Privilege's stamp of class highlights Cup victory

PUBLISHED : Monday, 20 May, 1996, 12:00am
UPDATED : Monday, 20 May, 1996, 12:00am
 

Owner's dream Privilege duly clinched the end-of-season staying finale, the Champions and Chater Cup, with a 2,400-metre display that had everything - pace, guts and class. In the process he was completing a treble for trainer Ivan Allan and jockey Basil Marcus - a treble which gave Allan one hand on the championship trophy as it put him four clear of arch-rival Patrick Biancone. Allan and Marcus had initiated their treble with the much-improved sprinter, Citispeed, in the third event while another big improver, the lightly raced New Zealand import Magic Fingers provided the middle pin with a brave display in the fifth event. Marcus left the weighing-room laden with bags and trophies and with his usual ear-to-ear grin which denotes a successful day for the South African.


'What more can you say about Privilege that hasn't already been written,' Marcus said. 'He's all guts. He never knows when he's beaten and his win today was another of those gutsy efforts of his.' Privilege's past two runs have arguably been his best as prior to yesterday's emphatic length defeat of the admirable Deauville, he had run a tremendous third to Overbury in the Queen Elizabeth II Cup and he has won seven of his 24 races and been in the first three on 75 per cent of his runs for owner Peggy Kwoh So-chi.
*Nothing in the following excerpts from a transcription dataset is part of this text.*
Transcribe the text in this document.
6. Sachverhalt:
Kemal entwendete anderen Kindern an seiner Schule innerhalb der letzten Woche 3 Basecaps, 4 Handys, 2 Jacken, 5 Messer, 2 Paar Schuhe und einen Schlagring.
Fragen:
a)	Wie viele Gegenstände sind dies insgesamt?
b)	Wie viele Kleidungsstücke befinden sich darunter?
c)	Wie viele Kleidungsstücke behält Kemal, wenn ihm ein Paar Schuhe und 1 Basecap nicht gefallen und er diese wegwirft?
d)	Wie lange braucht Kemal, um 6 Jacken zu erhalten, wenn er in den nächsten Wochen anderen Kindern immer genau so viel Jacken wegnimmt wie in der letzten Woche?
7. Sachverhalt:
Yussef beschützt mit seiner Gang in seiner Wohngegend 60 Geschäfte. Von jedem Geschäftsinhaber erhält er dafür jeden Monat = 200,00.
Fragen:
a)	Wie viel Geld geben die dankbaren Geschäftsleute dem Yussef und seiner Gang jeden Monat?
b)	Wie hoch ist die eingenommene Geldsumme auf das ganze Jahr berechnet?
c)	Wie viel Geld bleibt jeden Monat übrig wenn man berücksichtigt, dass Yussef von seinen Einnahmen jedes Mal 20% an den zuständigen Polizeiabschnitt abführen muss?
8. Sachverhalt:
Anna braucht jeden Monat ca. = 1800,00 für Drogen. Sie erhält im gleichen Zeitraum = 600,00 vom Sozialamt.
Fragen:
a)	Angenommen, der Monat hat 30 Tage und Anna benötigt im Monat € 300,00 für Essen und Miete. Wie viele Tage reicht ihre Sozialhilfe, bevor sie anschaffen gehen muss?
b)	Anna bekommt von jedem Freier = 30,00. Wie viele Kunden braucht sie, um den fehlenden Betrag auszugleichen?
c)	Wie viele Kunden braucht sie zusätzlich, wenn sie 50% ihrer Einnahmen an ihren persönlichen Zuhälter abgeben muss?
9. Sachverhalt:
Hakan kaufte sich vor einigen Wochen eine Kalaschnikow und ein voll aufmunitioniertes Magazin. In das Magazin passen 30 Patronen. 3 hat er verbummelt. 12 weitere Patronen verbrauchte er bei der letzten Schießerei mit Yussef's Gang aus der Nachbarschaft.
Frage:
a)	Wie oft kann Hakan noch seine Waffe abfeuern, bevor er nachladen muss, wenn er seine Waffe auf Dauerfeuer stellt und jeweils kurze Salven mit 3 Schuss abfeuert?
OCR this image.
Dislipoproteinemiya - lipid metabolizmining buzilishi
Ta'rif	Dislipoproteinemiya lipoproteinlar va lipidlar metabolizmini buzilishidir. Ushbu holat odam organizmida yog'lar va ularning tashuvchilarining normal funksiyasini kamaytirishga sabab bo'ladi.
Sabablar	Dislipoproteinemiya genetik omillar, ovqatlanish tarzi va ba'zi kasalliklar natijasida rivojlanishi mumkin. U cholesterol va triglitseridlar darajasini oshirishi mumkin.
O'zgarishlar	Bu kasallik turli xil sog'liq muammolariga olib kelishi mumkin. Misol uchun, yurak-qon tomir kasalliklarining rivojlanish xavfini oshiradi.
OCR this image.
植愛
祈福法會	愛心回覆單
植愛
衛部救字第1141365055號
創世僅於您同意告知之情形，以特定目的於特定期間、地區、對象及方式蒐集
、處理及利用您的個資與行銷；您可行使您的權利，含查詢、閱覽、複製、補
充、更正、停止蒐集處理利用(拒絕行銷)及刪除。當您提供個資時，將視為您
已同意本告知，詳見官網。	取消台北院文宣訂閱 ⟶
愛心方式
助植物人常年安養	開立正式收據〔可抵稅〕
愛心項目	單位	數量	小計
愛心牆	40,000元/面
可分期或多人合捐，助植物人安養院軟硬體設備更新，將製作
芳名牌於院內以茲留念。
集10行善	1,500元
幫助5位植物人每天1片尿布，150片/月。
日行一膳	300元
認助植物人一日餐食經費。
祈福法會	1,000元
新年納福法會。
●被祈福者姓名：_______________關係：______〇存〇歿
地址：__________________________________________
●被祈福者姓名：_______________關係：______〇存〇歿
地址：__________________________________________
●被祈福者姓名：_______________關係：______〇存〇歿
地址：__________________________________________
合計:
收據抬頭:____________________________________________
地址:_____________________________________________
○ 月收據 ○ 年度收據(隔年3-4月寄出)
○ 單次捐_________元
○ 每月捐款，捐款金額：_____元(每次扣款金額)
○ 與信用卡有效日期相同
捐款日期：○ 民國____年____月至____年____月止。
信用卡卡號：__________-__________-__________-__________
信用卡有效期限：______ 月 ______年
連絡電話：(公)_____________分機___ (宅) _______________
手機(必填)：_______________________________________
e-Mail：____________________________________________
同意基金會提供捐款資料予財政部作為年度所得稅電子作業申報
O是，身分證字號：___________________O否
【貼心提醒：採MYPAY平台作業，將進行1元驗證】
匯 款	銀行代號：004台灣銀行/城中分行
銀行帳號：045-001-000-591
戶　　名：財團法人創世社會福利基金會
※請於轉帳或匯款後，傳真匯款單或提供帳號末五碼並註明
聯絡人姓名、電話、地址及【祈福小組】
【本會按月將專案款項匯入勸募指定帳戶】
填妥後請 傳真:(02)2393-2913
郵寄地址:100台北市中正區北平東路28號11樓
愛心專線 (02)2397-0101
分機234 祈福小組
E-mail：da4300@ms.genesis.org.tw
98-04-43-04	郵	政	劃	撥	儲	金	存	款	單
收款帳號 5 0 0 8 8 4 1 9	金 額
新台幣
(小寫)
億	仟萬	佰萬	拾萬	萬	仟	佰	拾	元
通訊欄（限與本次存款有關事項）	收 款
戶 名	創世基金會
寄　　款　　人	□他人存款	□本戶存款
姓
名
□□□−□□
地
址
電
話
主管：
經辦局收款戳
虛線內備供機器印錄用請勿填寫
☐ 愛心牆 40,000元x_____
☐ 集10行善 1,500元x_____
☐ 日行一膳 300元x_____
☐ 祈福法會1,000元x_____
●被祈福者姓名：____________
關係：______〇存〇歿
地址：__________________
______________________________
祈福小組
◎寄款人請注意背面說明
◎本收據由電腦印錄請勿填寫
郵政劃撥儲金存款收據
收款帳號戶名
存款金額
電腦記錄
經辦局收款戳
So can Privilege, an Irish-bred five-year-old bought privately by the astute Allan after he had originally been outbid at the sales, improve again? 'Well we all know that stayers usually get better with age and I do get the feeling that Privilege is now becoming more competitive,' Marcus said.


'That may sound a funny thing for a horse with his record, but it seems as if you can now mix it a bit more with him. He can get in there in the best company and take it so much more.' Deauville did not have any problems seeing out a strong 2,400 metres on a day when the threadbare sandmesh surface was on fire. Privilege clocked a class record time of two minutes and 26.1 seconds which knocked 1.8 seconds off his Class One record. The all-time best performance is 2:25.1 by Red Bishop in last season's International Vase. 'He definitely stayed all right,' agreed Deauville's trainer Patrick Biancone. 'But then I always thought he would. He has run really well, but he just came up against a very good stayer on the day.' It must also be said that Privilege was given a superbly professional ride by Marcus who must have a metronome in his head. The South African, assured of his fourth Hong Kong championship which is a huge feat in itself, took Privilege through split times of 24.9, 24.5, 24.3, 24.7, 24.4 and 23.3 seconds. He came out a little on the run into the home straight, just enough to tempt the Eric Saint-Martin-ridden Deauville to think about a run up his inside, before he closed that gap and kicked away for his race-winning sprint to the line. Sterling Town ran his usual honest race for third but Survey King, a dead-heat winner of this race last season with Makarpura Star, dropped out tamely after racing second for much of the way.


'He seemed to have gone over the top in his work and that was how he raced,' explained jockey Greg Childs. Allan was quick to point to the prowess of his Australian-based stallion Citidancer after two of his sons, Citispeed and Magic Fingers, took the third and fifth events. Citidancer stands at a fee of A$20,000 and while he did not quite win a Group One race when trained in England by Henry Cecil he was most certainly of Group One standard as evidenced by his narrow defeat at the hands of future Arc de Triomphe winner, Carroll House, in the Irish Champion Stakes. 'And you know, I think I rode in that race,' chimed in Marcus. Citidancer is certainly making a big impression in Hong Kong as Citiluck, who looks to be going all the way to next season's International Vase, is also one of his progeny.